Hoje, os desejos das crianças e adolescentes parecem que são como direitos, ficando a mensagem implícita de que, “se você não me der você não me ama.”
Vive-se o perigo da overdose material, da ânsia consumista incentivada constantemente pela mídia, gerando a crise do “eu quero já!”, tornando crianças, adolescentes e até os adultos, escravos das suas próprias vontades. Com esse egocentrismo, onde só importam os desejos e interesses próprios, com ações egoístas, vai criando-se a cultura do: “só faço se tenho vontade”.
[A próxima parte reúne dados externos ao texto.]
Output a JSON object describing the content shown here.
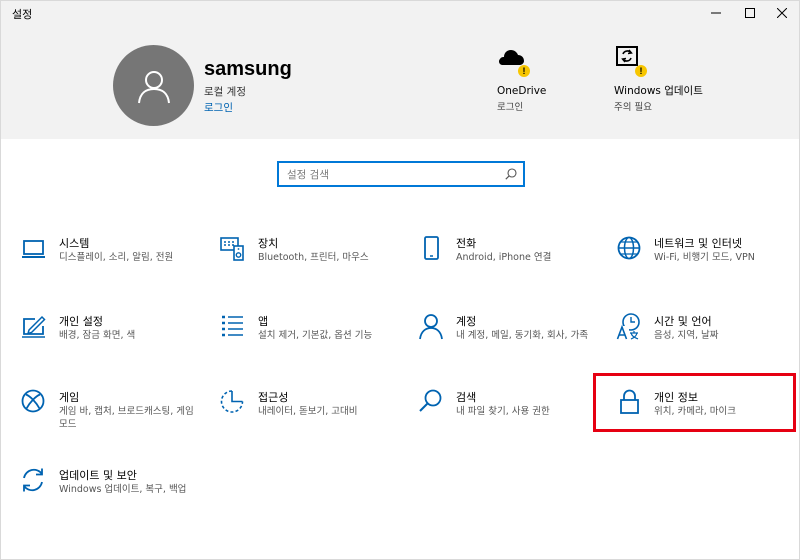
{
  "window": {
    "title": "설정",
    "controls": {
      "minimize": "minimize",
      "maximize": "maximize",
      "close": "close"
    }
  },
  "account": {
    "name": "samsung",
    "type": "로컬 계정",
    "login_link": "로그인"
  },
  "status": {
    "onedrive": {
      "title": "OneDrive",
      "subtitle": "로그인"
    },
    "update": {
      "title": "Windows 업데이트",
      "subtitle": "주의 필요"
    }
  },
  "search": {
    "placeholder": "설정 검색",
    "value": ""
  },
  "tiles": [
    {
      "title": "시스템",
      "desc": "디스플레이, 소리, 알림, 전원",
      "icon": "laptop-icon"
    },
    {
      "title": "장치",
      "desc": "Bluetooth, 프린터, 마우스",
      "icon": "keyboard-speaker-icon"
    },
    {
      "title": "전화",
      "desc": "Android, iPhone 연결",
      "icon": "phone-icon"
    },
    {
      "title": "네트워크 및 인터넷",
      "desc": "Wi-Fi, 비행기 모드, VPN",
      "icon": "globe-icon"
    },
    {
      "title": "개인 설정",
      "desc": "배경, 잠금 화면, 색",
      "icon": "pen-screen-icon"
    },
    {
      "title": "앱",
      "desc": "설치 제거, 기본값, 옵션 기능",
      "icon": "apps-list-icon"
    },
    {
      "title": "계정",
      "desc": "내 계정, 메일, 동기화, 회사, 가족",
      "icon": "person-icon"
    },
    {
      "title": "시간 및 언어",
      "desc": "음성, 지역, 날짜",
      "icon": "time-language-icon"
    },
    {
      "title": "게임",
      "desc": "게임 바, 캡처, 브로드캐스팅, 게임 모드",
      "icon": "xbox-icon"
    },
    {
      "title": "접근성",
      "desc": "내레이터, 돋보기, 고대비",
      "icon": "ease-of-access-icon"
    },
    {
      "title": "검색",
      "desc": "내 파일 찾기, 사용 권한",
      "icon": "magnifier-icon"
    },
    {
      "title": "개인 정보",
      "desc": "위치, 카메라, 마이크",
      "icon": "lock-icon"
    },
    {
      "title": "업데이트 및 보안",
      "desc": "Windows 업데이트, 복구, 백업",
      "icon": "sync-arrows-icon"
    }
  ],
  "colors": {
    "accent": "#0063b1",
    "highlight_box": "#e60012",
    "warning": "#f7c600",
    "header_bg": "#f2f2f2",
    "avatar_bg": "#767676"
  }
}
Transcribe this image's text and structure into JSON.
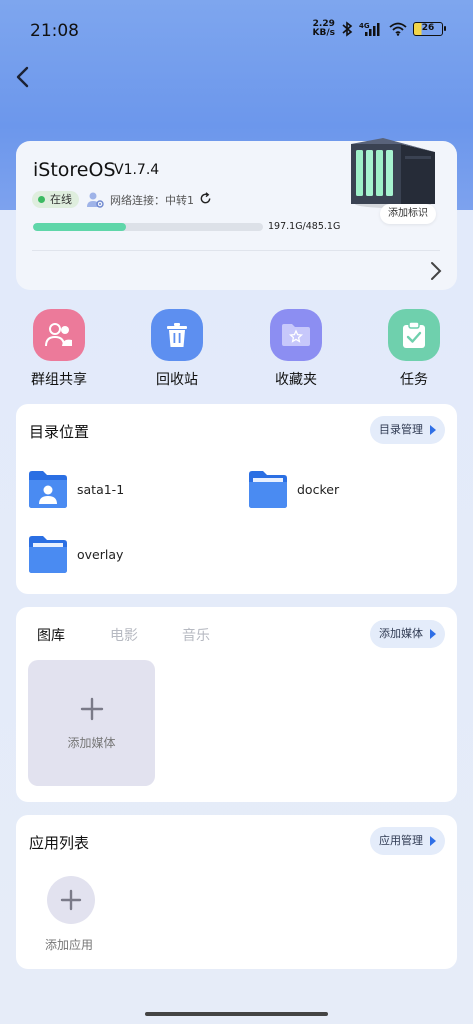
{
  "status_bar": {
    "time": "21:08",
    "net_speed_value": "2.29",
    "net_speed_unit": "KB/s",
    "signal_label": "4G",
    "battery": "26",
    "icons": [
      "bluetooth-icon",
      "signal-icon",
      "wifi-icon",
      "battery-icon"
    ]
  },
  "device": {
    "name": "iStoreOS",
    "version": "V1.7.4",
    "status": "在线",
    "network_label": "网络连接：中转1",
    "storage_text": "197.1G/485.1G",
    "storage_used_fraction": 0.406,
    "add_tag_label": "添加标识"
  },
  "quick_actions": [
    {
      "label": "群组共享",
      "icon": "group-share-icon",
      "color": "#ec7a9a"
    },
    {
      "label": "回收站",
      "icon": "trash-icon",
      "color": "#5d8ff0"
    },
    {
      "label": "收藏夹",
      "icon": "favorites-folder-icon",
      "color": "#8c8ef2"
    },
    {
      "label": "任务",
      "icon": "task-clipboard-icon",
      "color": "#6fd0ad"
    }
  ],
  "directories": {
    "title": "目录位置",
    "manage_label": "目录管理",
    "items": [
      {
        "label": "sata1-1",
        "icon": "user-folder-icon"
      },
      {
        "label": "docker",
        "icon": "folder-icon"
      },
      {
        "label": "overlay",
        "icon": "folder-icon"
      }
    ]
  },
  "media": {
    "tabs": [
      "图库",
      "电影",
      "音乐"
    ],
    "active_tab": "图库",
    "add_label": "添加媒体",
    "tile_label": "添加媒体"
  },
  "apps": {
    "title": "应用列表",
    "manage_label": "应用管理",
    "add_label": "添加应用"
  },
  "colors": {
    "header_blue": "#6c97ec",
    "storage_fill": "#5fd6a9",
    "online_green": "#3cba62",
    "folder_blue": "#3f83ee"
  }
}
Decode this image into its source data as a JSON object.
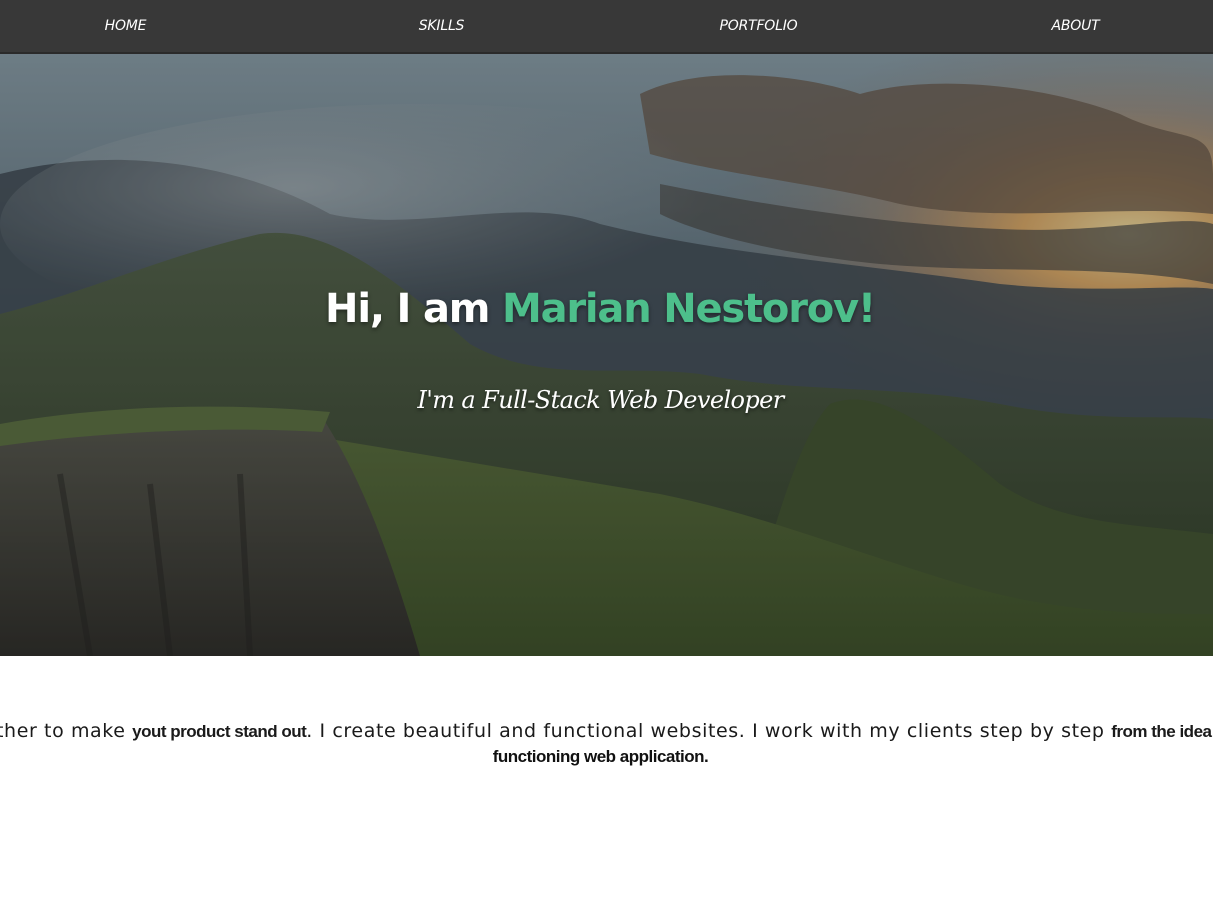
{
  "nav": {
    "items": [
      {
        "label": "HOME"
      },
      {
        "label": "SKILLS"
      },
      {
        "label": "PORTFOLIO"
      },
      {
        "label": "ABOUT"
      }
    ]
  },
  "hero": {
    "greeting": "Hi, I am ",
    "name": "Marian Nestorov!",
    "subtitle": "I'm a Full-Stack Web Developer",
    "accent_color": "#4dbf8b"
  },
  "intro": {
    "part1": "ther to make ",
    "strong1": "yout product stand out",
    "part2": ". I create beautiful and functional websites. I work with my clients step by step ",
    "strong2": "from the idea sta",
    "line2": "functioning web application."
  },
  "colors": {
    "navbar": "#383838",
    "text": "#1a1a1a",
    "white": "#ffffff"
  }
}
Segundo o psicólogo francês Yves de La Taille[i], estudioso da moral e da ética, “a vontade traduz desejos momentâneos, e a força de vontade, projetos”, esta com a perspectiva do presente e visão de futuro.
O autor cita um exemplo: “se tenho fome, mas tenho de terminar uma tarefa, posso deixar a fome de lado. Mas, se vivo apenas no hoje, no aqui e agora, a vontade estará sempre à frente”. Observa-se, com muita frequência, que quando as ações são movidas só pela vontade dos filhos, correm o sério risco de não acontecerem, de ficarem na promessa, com o famoso “depois eu faço”, “depois eu estudo”, “depois eu arrumo”.
Quando os pais compactuam com essa postura, aceitando-a passivamente, até porque não querem se incomodar, porque sua cobrança vai gerar reclamações e conflitos, fazendo as obrigações dos e pelos filhos, criam uma deformação da educação. Mudam o mundo para o “tadinho” dos pimpolhos, justificam a desobediência dos filhos com desculpas, criando a ilusão de se ter só direitos na vida.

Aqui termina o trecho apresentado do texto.